Os esqueletos de aço balançam feito coqueiros num vasto terreno de Mata Atlântica devastada. Pilhas de tijolos, montanhas de areia, caminhões basculantes, bandeirinhas coloridas para atrair clientes. As placas anunciam ao tráfego veloz da BR-101: ‘Alfa Parque: lotes a partir de 450 m², em frente à praia do Cururupe’, Ilhéus, sul da Bahia.
A sedução do anúncio não revela que no Cururupe ocorreu a Batalha dos Nadadores, em 1559, chacina de indígenas comandada por Mem de Sá. Em memória dos mártires, todo ano ocorre a ‘Caminhada dos Índios Tupinambá de Olivença em Memória dos Mártires do Massacre do Rio Cururupe’.
O Alfa Parque é um dos vários empreendimentos em execução na porção norte dos limites da Terra Indígena Tupinambá de Olivença. Pouco depois do Alfa está a mineradora Guanabara, já incidente no território indígena, e a grande cratera aberta para a retirada de areia e demais minérios.
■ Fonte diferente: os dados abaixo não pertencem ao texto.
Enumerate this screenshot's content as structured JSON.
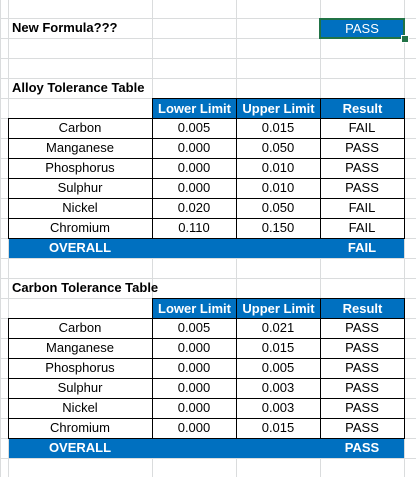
{
  "header": {
    "label": "New Formula???",
    "result": "PASS"
  },
  "alloy": {
    "title": "Alloy Tolerance Table",
    "columns": [
      "Lower Limit",
      "Upper Limit",
      "Result"
    ],
    "rows": [
      {
        "name": "Carbon",
        "lower": "0.005",
        "upper": "0.015",
        "result": "FAIL"
      },
      {
        "name": "Manganese",
        "lower": "0.000",
        "upper": "0.050",
        "result": "PASS"
      },
      {
        "name": "Phosphorus",
        "lower": "0.000",
        "upper": "0.010",
        "result": "PASS"
      },
      {
        "name": "Sulphur",
        "lower": "0.000",
        "upper": "0.010",
        "result": "PASS"
      },
      {
        "name": "Nickel",
        "lower": "0.020",
        "upper": "0.050",
        "result": "FAIL"
      },
      {
        "name": "Chromium",
        "lower": "0.110",
        "upper": "0.150",
        "result": "FAIL"
      }
    ],
    "overall_label": "OVERALL",
    "overall_result": "FAIL"
  },
  "carbon": {
    "title": "Carbon Tolerance Table",
    "columns": [
      "Lower Limit",
      "Upper Limit",
      "Result"
    ],
    "rows": [
      {
        "name": "Carbon",
        "lower": "0.005",
        "upper": "0.021",
        "result": "PASS"
      },
      {
        "name": "Manganese",
        "lower": "0.000",
        "upper": "0.015",
        "result": "PASS"
      },
      {
        "name": "Phosphorus",
        "lower": "0.000",
        "upper": "0.005",
        "result": "PASS"
      },
      {
        "name": "Sulphur",
        "lower": "0.000",
        "upper": "0.003",
        "result": "PASS"
      },
      {
        "name": "Nickel",
        "lower": "0.000",
        "upper": "0.003",
        "result": "PASS"
      },
      {
        "name": "Chromium",
        "lower": "0.000",
        "upper": "0.015",
        "result": "PASS"
      }
    ],
    "overall_label": "OVERALL",
    "overall_result": "PASS"
  },
  "colors": {
    "header_blue": "#0070c0",
    "selection_green": "#217346",
    "gridline": "#dadcdd"
  }
}
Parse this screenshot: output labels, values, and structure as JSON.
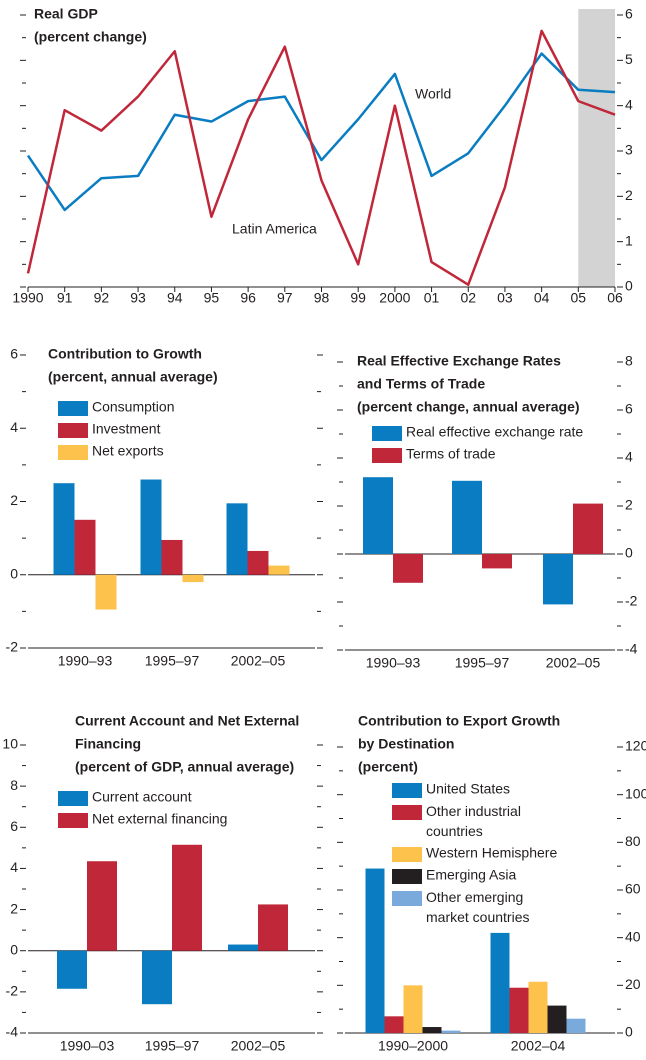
{
  "chart_data": [
    {
      "type": "line",
      "title": [
        "Real GDP"
      ],
      "subtitle": "(percent change)",
      "categories": [
        "1990",
        "91",
        "92",
        "93",
        "94",
        "95",
        "96",
        "97",
        "98",
        "99",
        "2000",
        "01",
        "02",
        "03",
        "04",
        "05",
        "06"
      ],
      "series": [
        {
          "name": "World",
          "color": "#0a7dc2",
          "values": [
            2.9,
            1.7,
            2.4,
            2.45,
            3.8,
            3.65,
            4.1,
            4.2,
            2.8,
            3.7,
            4.7,
            2.45,
            2.95,
            4.0,
            5.15,
            4.35,
            4.3
          ]
        },
        {
          "name": "Latin America",
          "color": "#c0283a",
          "values": [
            0.3,
            3.9,
            3.45,
            4.2,
            5.2,
            1.55,
            3.7,
            5.3,
            2.35,
            0.5,
            4.0,
            0.55,
            0.05,
            2.2,
            5.65,
            4.1,
            3.8
          ]
        }
      ],
      "ylim": [
        0,
        6
      ],
      "yticks": [
        0,
        1,
        2,
        3,
        4,
        5,
        6
      ],
      "axis_side": "right",
      "shaded": {
        "from": 15,
        "to": 16,
        "color": "#d3d3d3"
      }
    },
    {
      "type": "bar",
      "title": [
        "Contribution to Growth"
      ],
      "subtitle": "(percent, annual average)",
      "categories": [
        "1990–93",
        "1995–97",
        "2002–05"
      ],
      "series": [
        {
          "name": "Consumption",
          "color": "#0a7dc2",
          "values": [
            2.5,
            2.6,
            1.95
          ]
        },
        {
          "name": "Investment",
          "color": "#c0283a",
          "values": [
            1.5,
            0.95,
            0.65
          ]
        },
        {
          "name": "Net exports",
          "color": "#fcc24c",
          "values": [
            -0.95,
            -0.2,
            0.25
          ]
        }
      ],
      "ylim": [
        -2,
        6
      ],
      "yticks": [
        -2,
        0,
        2,
        4,
        6
      ],
      "axis_side": "left"
    },
    {
      "type": "bar",
      "title": [
        "Real Effective Exchange Rates",
        "and Terms of Trade"
      ],
      "subtitle": "(percent change, annual average)",
      "categories": [
        "1990–93",
        "1995–97",
        "2002–05"
      ],
      "series": [
        {
          "name": "Real effective exchange rate",
          "color": "#0a7dc2",
          "values": [
            3.2,
            3.05,
            -2.1
          ]
        },
        {
          "name": "Terms of trade",
          "color": "#c0283a",
          "values": [
            -1.2,
            -0.6,
            2.1
          ]
        }
      ],
      "ylim": [
        -4,
        8
      ],
      "yticks": [
        -4,
        -2,
        0,
        2,
        4,
        6,
        8
      ],
      "axis_side": "right"
    },
    {
      "type": "bar",
      "title": [
        "Current Account and Net External",
        "Financing"
      ],
      "subtitle": "(percent of GDP, annual average)",
      "categories": [
        "1990–03",
        "1995–97",
        "2002–05"
      ],
      "series": [
        {
          "name": "Current account",
          "color": "#0a7dc2",
          "values": [
            -1.85,
            -2.6,
            0.3
          ]
        },
        {
          "name": "Net external financing",
          "color": "#c0283a",
          "values": [
            4.35,
            5.15,
            2.25
          ]
        }
      ],
      "ylim": [
        -4,
        10
      ],
      "yticks": [
        -4,
        -2,
        0,
        2,
        4,
        6,
        8,
        10
      ],
      "axis_side": "left"
    },
    {
      "type": "bar",
      "title": [
        "Contribution to Export Growth",
        "by Destination"
      ],
      "subtitle": "(percent)",
      "categories": [
        "1990–2000",
        "2002–04"
      ],
      "series": [
        {
          "name": "United States",
          "color": "#0a7dc2",
          "values": [
            69,
            42
          ]
        },
        {
          "name": "Other industrial countries",
          "color": "#c0283a",
          "values": [
            7,
            19
          ]
        },
        {
          "name": "Western Hemisphere",
          "color": "#fcc24c",
          "values": [
            20,
            21.5
          ]
        },
        {
          "name": "Emerging Asia",
          "color": "#231f20",
          "values": [
            2.5,
            11.5
          ]
        },
        {
          "name": "Other emerging market countries",
          "color": "#7aa9dc",
          "values": [
            1,
            6
          ]
        }
      ],
      "ylim": [
        0,
        120
      ],
      "yticks": [
        0,
        20,
        40,
        60,
        80,
        100,
        120
      ],
      "axis_side": "right"
    }
  ]
}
A entrada da aldeia Tucum fica diante do enorme buraco, que forma um vale sem vida.
Na aldeia a relatora especial da Organização das Nações Unidas (ONU) sobre direitos dos povos indígenas, Victoria Tauli-Corpuz (na foto, de óculos) , chegou em visita oficial e antes mesmo de ouvir os indígenas Tupinambá já pôde constatar uma das violações a que o povo está submetido. “Pelas minhas observações iniciais, nenhuma das recomendações foram atendidas”, disse a relatora aos Tupinambá da aldeia Tucum.
Victoria se refere às recomendações feitas pelo seu antecessor, James Anaya, então relator durante visita ao Brasil, em 2009. A vinda da relatora tem como objetivo checar se tais recomendações foram atendidas pelo governo brasileiro, fazer novas e produzir um relatório a ser destinado aos trabalhos da ONU.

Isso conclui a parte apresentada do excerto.